Diego precisou parar para refletir um momento. Não sabia se tinha entendido muito bem. Se estavam mesmo fazendo todo esse sistema complexo, como que o Prof. Gutierrez não os flagrou no ato?

— E como vocês sabem de tudo isso?

— Ah! Essa é a melhor parte — zombou Tiago, balançando a cabeça com altivez e ajeitando os óculos, um sorriso sarcástico na cara. — Eles não sabem se é verdade. 
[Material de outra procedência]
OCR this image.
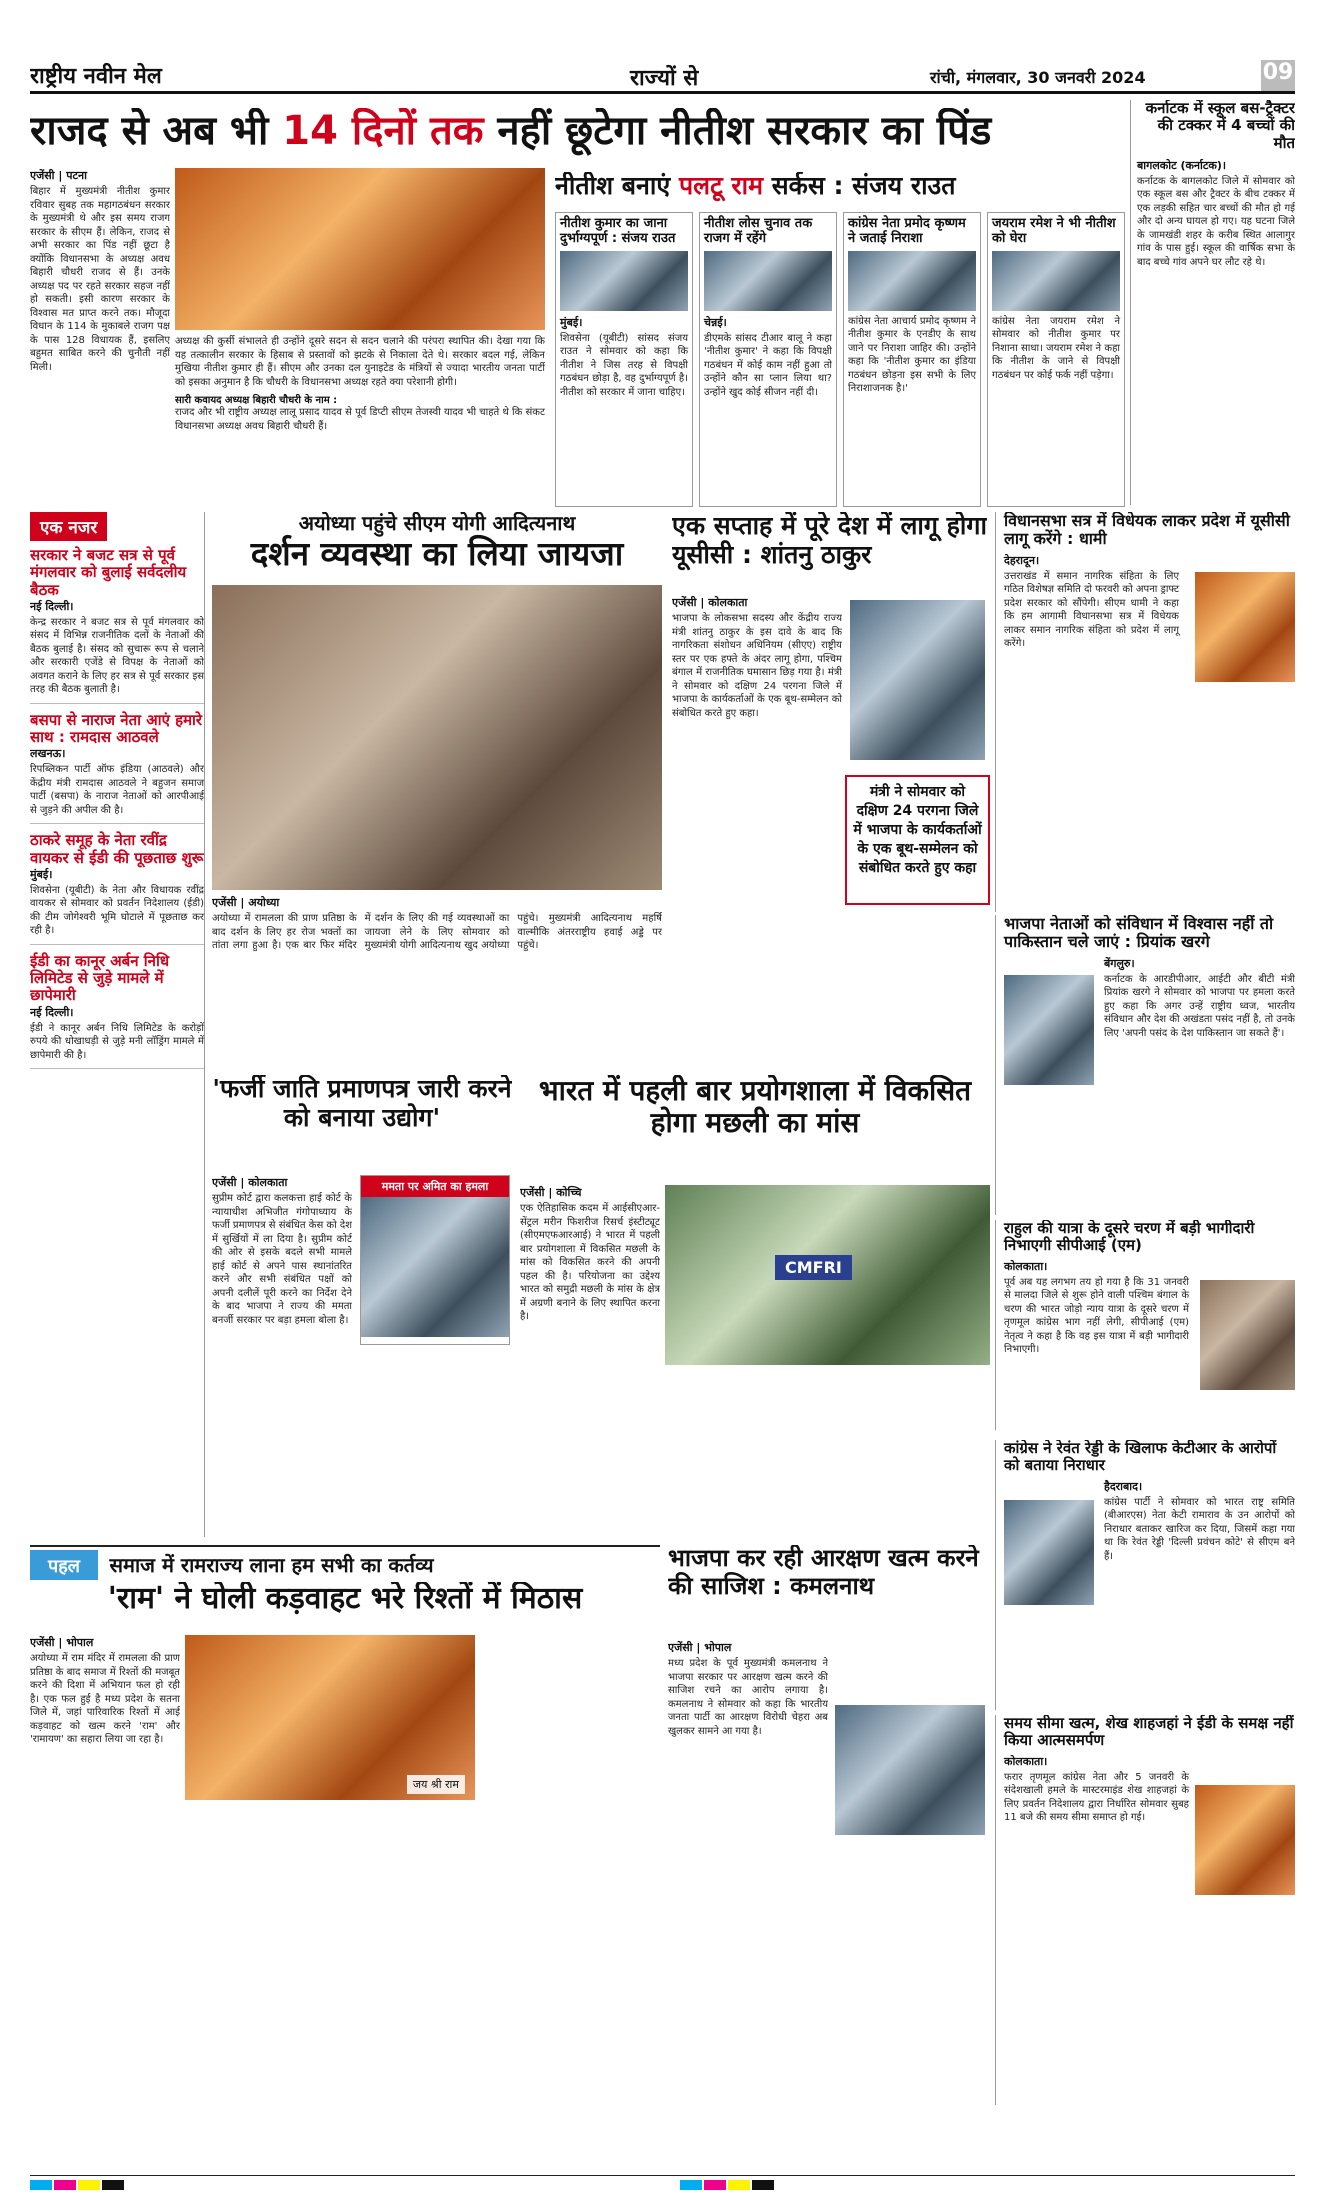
राष्ट्रीय नवीन मेल	राज्यों से	रांची, मंगलवार, 30 जनवरी 2024	09
राजद से अब भी 14 दिनों तक नहीं छूटेगा नीतीश सरकार का पिंड
नीतीश बनाएं पलटू राम सर्कस : संजय राउत
एजेंसी | पटना
बिहार में मुख्यमंत्री नीतीश कुमार रविवार सुबह तक महागठबंधन सरकार के मुख्यमंत्री थे और इस समय राजग सरकार के सीएम हैं। लेकिन, राजद से अभी सरकार का पिंड नहीं छूटा है क्योंकि विधानसभा के अध्यक्ष अवध बिहारी चौधरी राजद से हैं। उनके अध्यक्ष पद पर रहते सरकार सहज नहीं हो सकती। इसी कारण सरकार के विश्वास मत प्राप्त करने तक। मौजूदा विधान के 114 के मुकाबले राजग पक्ष के पास 128 विधायक हैं, इसलिए बहुमत साबित करने की चुनौती नहीं मिली।
अध्यक्ष की कुर्सी संभालते ही उन्होंने दूसरे सदन से सदन चलाने की परंपरा स्थापित की। देखा गया कि यह तत्कालीन सरकार के हिसाब से प्रस्तावों को झटके से निकाला देते थे। सरकार बदल गई, लेकिन मुखिया नीतीश कुमार ही हैं। सीएम और उनका दल युनाइटेड के मंत्रियों से ज्यादा भारतीय जनता पार्टी को इसका अनुमान है कि चौधरी के विधानसभा अध्यक्ष रहते क्या परेशानी होगी।
सारी कवायद अध्यक्ष बिहारी चौधरी के नाम :
राजद और भी राष्ट्रीय अध्यक्ष लालू प्रसाद यादव से पूर्व डिप्टी सीएम तेजस्वी यादव भी चाहते थे कि संकट विधानसभा अध्यक्ष अवध बिहारी चौधरी हैं।
नीतीश कुमार का जाना दुर्भाग्यपूर्ण : संजय राउत
मुंबई।
शिवसेना (यूबीटी) सांसद संजय राउत ने सोमवार को कहा कि नीतीश ने जिस तरह से विपक्षी गठबंधन छोड़ा है, वह दुर्भाग्यपूर्ण है। नीतीश को सरकार में जाना चाहिए।
नीतीश लोस चुनाव तक राजग में रहेंगे
चेन्नई।
डीएमके सांसद टीआर बालू ने कहा 'नीतीश कुमार' ने कहा कि विपक्षी गठबंधन में कोई काम नहीं हुआ तो उन्होंने कौन सा प्लान लिया था? उन्होंने खुद कोई सीजन नहीं दी।
कांग्रेस नेता प्रमोद कृष्णम ने जताई निराशा
कांग्रेस नेता आचार्य प्रमोद कृष्णम ने नीतीश कुमार के एनडीए के साथ जाने पर निराशा जाहिर की। उन्होंने कहा कि 'नीतीश कुमार का इंडिया गठबंधन छोड़ना इस सभी के लिए निराशाजनक है।'
जयराम रमेश ने भी नीतीश को घेरा
कांग्रेस नेता जयराम रमेश ने सोमवार को नीतीश कुमार पर निशाना साधा। जयराम रमेश ने कहा कि नीतीश के जाने से विपक्षी गठबंधन पर कोई फर्क नहीं पड़ेगा।
कर्नाटक में स्कूल बस-ट्रैक्टर की टक्कर में 4 बच्चों की मौत
बागलकोट (कर्नाटक)।
कर्नाटक के बागलकोट जिले में सोमवार को एक स्कूल बस और ट्रैक्टर के बीच टक्कर में एक लड़की सहित चार बच्चों की मौत हो गई और दो अन्य घायल हो गए। यह घटना जिले के जामखंडी शहर के करीब स्थित आलागुर गांव के पास हुई। स्कूल की वार्षिक सभा के बाद बच्चे गांव अपने घर लौट रहे थे।
एक नजर
सरकार ने बजट सत्र से पूर्व मंगलवार को बुलाई सर्वदलीय बैठक
नई दिल्ली।
केन्द्र सरकार ने बजट सत्र से पूर्व मंगलवार को संसद में विभिन्न राजनीतिक दलों के नेताओं की बैठक बुलाई है। संसद को सुचारू रूप से चलाने और सरकारी एजेंडे से विपक्ष के नेताओं को अवगत कराने के लिए हर सत्र से पूर्व सरकार इस तरह की बैठक बुलाती है।
बसपा से नाराज नेता आएं हमारे साथ : रामदास आठवले
लखनऊ।
रिपब्लिकन पार्टी ऑफ इंडिया (आठवले) और केंद्रीय मंत्री रामदास आठवले ने बहुजन समाज पार्टी (बसपा) के नाराज नेताओं को आरपीआई से जुड़ने की अपील की है।
ठाकरे समूह के नेता रवींद्र वायकर से ईडी की पूछताछ शुरू
मुंबई।
शिवसेना (यूबीटी) के नेता और विधायक रवींद्र वायकर से सोमवार को प्रवर्तन निदेशालय (ईडी) की टीम जोगेश्वरी भूमि घोटाले में पूछताछ कर रही है।
ईडी का कानूर अर्बन निधि लिमिटेड से जुड़े मामले में छापेमारी
नई दिल्ली।
ईडी ने कानूर अर्बन निधि लिमिटेड के करोड़ों रुपये की धोखाधड़ी से जुड़े मनी लॉड्रिंग मामले में छापेमारी की है।
अयोध्या पहुंचे सीएम योगी आदित्यनाथ
दर्शन व्यवस्था का लिया जायजा
एजेंसी | अयोध्या
अयोध्या में रामलला की प्राण प्रतिष्ठा के बाद दर्शन के लिए हर रोज भक्तों का तांता लगा हुआ है। एक बार फिर मंदिर में दर्शन के लिए की गई व्यवस्थाओं का जायजा लेने के लिए सोमवार को मुख्यमंत्री योगी आदित्यनाथ खुद अयोध्या पहुंचे। मुख्यमंत्री आदित्यनाथ महर्षि वाल्मीकि अंतरराष्ट्रीय हवाई अड्डे पर पहुंचे।
एक सप्ताह में पूरे देश में लागू होगा यूसीसी : शांतनु ठाकुर
एजेंसी | कोलकाता
भाजपा के लोकसभा सदस्य और केंद्रीय राज्य मंत्री शांतनु ठाकुर के इस दावे के बाद कि नागरिकता संशोधन अधिनियम (सीएए) राष्ट्रीय स्तर पर एक हफ्ते के अंदर लागू होगा, पश्चिम बंगाल में राजनीतिक घमासान छिड़ गया है। मंत्री ने सोमवार को दक्षिण 24 परगना जिले में भाजपा के कार्यकर्ताओं के एक बूथ-सम्मेलन को संबोधित करते हुए कहा।
मंत्री ने सोमवार को दक्षिण 24 परगना जिले में भाजपा के कार्यकर्ताओं के एक बूथ-सम्मेलन को संबोधित करते हुए कहा
विधानसभा सत्र में विधेयक लाकर प्रदेश में यूसीसी लागू करेंगे : धामी
देहरादून।
उत्तराखंड में समान नागरिक संहिता के लिए गठित विशेषज्ञ समिति दो फरवरी को अपना ड्राफ्ट प्रदेश सरकार को सौंपेगी। सीएम धामी ने कहा कि हम आगामी विधानसभा सत्र में विधेयक लाकर समान नागरिक संहिता को प्रदेश में लागू करेंगे।
भाजपा नेताओं को संविधान में विश्वास नहीं तो पाकिस्तान चले जाएं : प्रियांक खरगे
बेंगलुरु।
कर्नाटक के आरडीपीआर, आईटी और बीटी मंत्री प्रियांक खरगे ने सोमवार को भाजपा पर हमला करते हुए कहा कि अगर उन्हें राष्ट्रीय ध्वज, भारतीय संविधान और देश की अखंडता पसंद नहीं है, तो उनके लिए 'अपनी पसंद के देश पाकिस्तान जा सकते हैं'।
'फर्जी जाति प्रमाणपत्र जारी करने को बनाया उद्योग'
एजेंसी | कोलकाता
सुप्रीम कोर्ट द्वारा कलकत्ता हाई कोर्ट के न्यायाधीश अभिजीत गंगोपाध्याय के फर्जी प्रमाणपत्र से संबंधित केस को देश में सुर्खियों में ला दिया है। सुप्रीम कोर्ट की ओर से इसके बदले सभी मामले हाई कोर्ट से अपने पास स्थानांतरित करने और सभी संबंधित पक्षों को अपनी दलीलें पूरी करने का निर्देश देने के बाद भाजपा ने राज्य की ममता बनर्जी सरकार पर बड़ा हमला बोला है।
ममता पर अमित का हमला
भारत में पहली बार प्रयोगशाला में विकसित होगा मछली का मांस
एजेंसी | कोच्चि
एक ऐतिहासिक कदम में आईसीएआर-सेंट्रल मरीन फिशरीज रिसर्च इंस्टीट्यूट (सीएमएफआरआई) ने भारत में पहली बार प्रयोगशाला में विकसित मछली के मांस को विकसित करने की अपनी पहल की है। परियोजना का उद्देश्य भारत को समुद्री मछली के मांस के क्षेत्र में अग्रणी बनाने के लिए स्थापित करना है।
CMFRI
राहुल की यात्रा के दूसरे चरण में बड़ी भागीदारी निभाएगी सीपीआई (एम)
कोलकाता।
पूर्व अब यह लगभग तय हो गया है कि 31 जनवरी से मालदा जिले से शुरू होने वाली पश्चिम बंगाल के चरण की भारत जोड़ो न्याय यात्रा के दूसरे चरण में तृणमूल कांग्रेस भाग नहीं लेगी, सीपीआई (एम) नेतृत्व ने कहा है कि वह इस यात्रा में बड़ी भागीदारी निभाएगी।
कांग्रेस ने रेवंत रेड्डी के खिलाफ केटीआर के आरोपों को बताया निराधार
हैदराबाद।
कांग्रेस पार्टी ने सोमवार को भारत राष्ट्र समिति (बीआरएस) नेता केटी रामाराव के उन आरोपों को निराधार बताकर खारिज कर दिया, जिसमें कहा गया था कि रेवंत रेड्डी 'दिल्ली प्रवंचन कोटे' से सीएम बने हैं।
समय सीमा खत्म, शेख शाहजहां ने ईडी के समक्ष नहीं किया आत्मसमर्पण
कोलकाता।
फरार तृणमूल कांग्रेस नेता और 5 जनवरी के संदेशखाली हमले के मास्टरमाइंड शेख शाहजहां के लिए प्रवर्तन निदेशालय द्वारा निर्धारित सोमवार सुबह 11 बजे की समय सीमा समाप्त हो गई।
पहल समाज में रामराज्य लाना हम सभी का कर्तव्य
'राम' ने घोली कड़वाहट भरे रिश्तों में मिठास
एजेंसी | भोपाल
अयोध्या में राम मंदिर में रामलला की प्राण प्रतिष्ठा के बाद समाज में रिश्तों की मजबूत करने की दिशा में अभियान फल हो रही है। एक फल हुई है मध्य प्रदेश के सतना जिले में, जहां पारिवारिक रिश्तों में आई कड़वाहट को खत्म करने 'राम' और 'रामायण' का सहारा लिया जा रहा है।
जय श्री राम
भाजपा कर रही आरक्षण खत्म करने की साजिश : कमलनाथ
एजेंसी | भोपाल
मध्य प्रदेश के पूर्व मुख्यमंत्री कमलनाथ ने भाजपा सरकार पर आरक्षण खत्म करने की साजिश रचने का आरोप लगाया है। कमलनाथ ने सोमवार को कहा कि भारतीय जनता पार्टी का आरक्षण विरोधी चेहरा अब खुलकर सामने आ गया है।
— Ei, tá me chamando de mentiroso? Eu sei o que eu vi! — exclama Lauro, partindo em direção ao loiro.

— Só estou dizendo que não tem como você ter certeza que viu tudo isso de relance. E mesmo que tivesse visto — começou, ao perceber que Lauro não estava ficando contente com o rumo da conversa — não é garantia que o plano de vocês dê certo.

— E qual seria o plano? — perguntou Diego aos dois garotos.

— Você vai manter Alastor longe dos cantos — respondeu Dani, com simplicidade. — Enquanto isso, eu e o Lauro vamos fazer todo o resto.

— A gente vai enfrentar o Kisley, parceiro. Provavelmente é ele que ‘tá com a arma.

Provavelmente — fala Tiago. — Vocês não podem ter certeza. Se for verdade, pode estar com Golias. E se vocês atacarem o Kisley, o Golias vai perceber e todo o plano de vocês vai por água abaixo.

— Tiago — começa Dani, ameaçador. — Você pode até ter as melhores notas, ou ser o favoritinho do diretor, ou fazer todo mundo engolir que você é um quente! Mas você é só um roxo metido a besta, que não entende nada de luta ou do torneio!

Tiago ficou vermelho e de boca aberta. Diego até queria falar alguma coisa em defesa do amigo, porém o golpe foi tão rápido que nem ele estava entendendo. Por qual motivo Dani e Lauro não gostavam do loiro? E porque o chamaram de roxo? Como assim os outros tinham de engolir que ele era um quente?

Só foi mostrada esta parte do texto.